Provide housing stabilization services 

Includes displacement, eviction, and homelessness prevention services such as diversion, reunification, housing counseling, short- and long-term financial assistance (rent, utilities, etc.), comprehensive case management, service coordination, and supportive services. May also include ownership supports such as emergency repairs, energy efficiency upgrades, and accessibility modifications.  

**All funding recommendations will include additional consideration for projects that serve historically underrepresented populations and disproportionately impacted identities, such as seniors, individuals with disabilities, unaccompanied youth, persons experiencing homelessness, LGBTQIA+, victims of abuse and persons of color. 

Outreach & Other Inputs#

The Social Sustainability Department conducted over 50 interviews with community leaders to gain their insights into community needs, barriers to providing services, and the highest and best use of the funds available for competitive allocation through the Social Sustainability department. Consultations included leaders in physical & mental health, education, victims’ services, seniors & aging, corrections, childcare, disabilities, housing, homelessness, food access, transportation, children & youth, case management, other funders, and general social services.

Service providers were invited to attend a series of engagement opportunities including a listening session with City leadership, a prioritization workshop, and interest-specific focus groups. Focus groups topics included homelessness, children & youth, housing, seniors & aging, disabilities, food insecurity, and health.

Community members were invited to participate in a broad-reaching questionnaire to gauge public perception on community need in the areas of affordable housing, supportive services, homelessness, community development, economic development, and public facilities. The questionnaire was available in English and Spanish and received over 350 responses. Staff attended Project Homeless Connect and the Food Bank to solicit input on the questionnaire. Staff also collaborated with four local service providers to gain insights from their clientele through lived experience listening sessions including people who have experienced/are experiencing homelessness, people living in permanent supportive housing, and people living in affordable housing.

As a first step in the process, several local data sources were reviewed to minimize repeatedly asking community members for input and to make use of data published within the last five years. The following reports were analyzed:

  • City of Fort Collins Plans & Reports (Resilient Recovery Plan, Housing Strategic Plan, Social Sustainability Gaps Analysis 2020, Equity Indicators, City of Fort Collins Strategic Plan, Fort Collins HUD Consolidated Plan, Fort Collins Community Survey 2023, American Community Survey Analysis of Impediments to Fair Housing Choice​, Fort Collins Equity Plan 2023)
  • Larimer County Community Health Improvement Plan (CHIP)​
  • Larimer County Root Cause Report
  • Health District Community Survey​
  • Homelessness Point-in-Time Count​
  • Poudre River Public Library Community Conversations Report​
  • Community Foundation of Northern Colorado Regional Intersections​
  • Homeward Alliance Community Health Survey​
  • NoCo Works Barriers to Getting and Keeping Employment in Northern Colorado

Regional funding interests were reviewed to prevent duplication, identify opportunities for collaboration, enhance impact, make informed decisions, and strategically address unmet or underfunded needs.

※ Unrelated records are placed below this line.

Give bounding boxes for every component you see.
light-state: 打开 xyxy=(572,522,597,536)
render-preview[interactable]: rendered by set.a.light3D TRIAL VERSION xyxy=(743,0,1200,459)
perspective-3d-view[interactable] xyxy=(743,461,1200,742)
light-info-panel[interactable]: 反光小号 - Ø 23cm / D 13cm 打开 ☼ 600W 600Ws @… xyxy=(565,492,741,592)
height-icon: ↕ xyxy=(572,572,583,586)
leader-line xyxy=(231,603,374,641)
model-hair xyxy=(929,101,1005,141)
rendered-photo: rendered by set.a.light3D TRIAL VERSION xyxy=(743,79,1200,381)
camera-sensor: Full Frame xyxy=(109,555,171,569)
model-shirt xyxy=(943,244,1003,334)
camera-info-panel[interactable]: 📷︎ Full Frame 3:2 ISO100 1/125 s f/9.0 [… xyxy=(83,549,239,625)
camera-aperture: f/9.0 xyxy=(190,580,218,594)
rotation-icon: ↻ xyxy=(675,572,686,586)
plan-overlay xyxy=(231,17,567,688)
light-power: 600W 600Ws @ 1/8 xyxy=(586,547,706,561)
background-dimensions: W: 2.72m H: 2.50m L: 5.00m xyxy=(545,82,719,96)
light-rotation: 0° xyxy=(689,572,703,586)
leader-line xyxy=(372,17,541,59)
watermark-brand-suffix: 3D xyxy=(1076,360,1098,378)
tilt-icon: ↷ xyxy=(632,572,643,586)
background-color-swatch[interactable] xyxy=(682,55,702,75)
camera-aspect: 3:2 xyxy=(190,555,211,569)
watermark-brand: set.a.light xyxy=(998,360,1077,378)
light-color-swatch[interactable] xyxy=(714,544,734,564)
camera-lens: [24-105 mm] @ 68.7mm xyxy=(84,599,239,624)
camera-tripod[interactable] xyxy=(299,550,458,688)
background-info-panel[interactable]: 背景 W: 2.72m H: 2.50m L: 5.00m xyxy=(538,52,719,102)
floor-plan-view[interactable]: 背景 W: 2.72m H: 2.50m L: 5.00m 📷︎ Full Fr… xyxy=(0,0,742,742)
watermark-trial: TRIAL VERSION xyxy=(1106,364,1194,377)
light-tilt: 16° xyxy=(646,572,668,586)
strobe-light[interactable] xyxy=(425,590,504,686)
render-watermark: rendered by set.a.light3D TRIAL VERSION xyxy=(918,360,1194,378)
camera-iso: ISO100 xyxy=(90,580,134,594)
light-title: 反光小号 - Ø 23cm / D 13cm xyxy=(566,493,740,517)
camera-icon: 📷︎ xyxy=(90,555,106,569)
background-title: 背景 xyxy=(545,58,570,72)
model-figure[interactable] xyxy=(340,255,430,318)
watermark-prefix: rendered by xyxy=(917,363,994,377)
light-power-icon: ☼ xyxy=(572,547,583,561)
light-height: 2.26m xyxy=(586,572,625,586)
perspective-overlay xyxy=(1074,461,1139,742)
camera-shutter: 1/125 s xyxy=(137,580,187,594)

Community data has been collected and is currently being analyzed in the areas of housing conditions, cost burden, homelessness, community development, existing social services, special populations needs, public facilities, affordable housing, and poverty. The data sources used include the U.S. Census, HUD, the Colorado Department of Housing, the Coordinated Assessment and Housing Placement System (CAHPS), the Point in Time (PIT) Count, Housing Catalyst, Poudre School District, Multiple Listing Service (MLS), the City of Fort Collins, and others.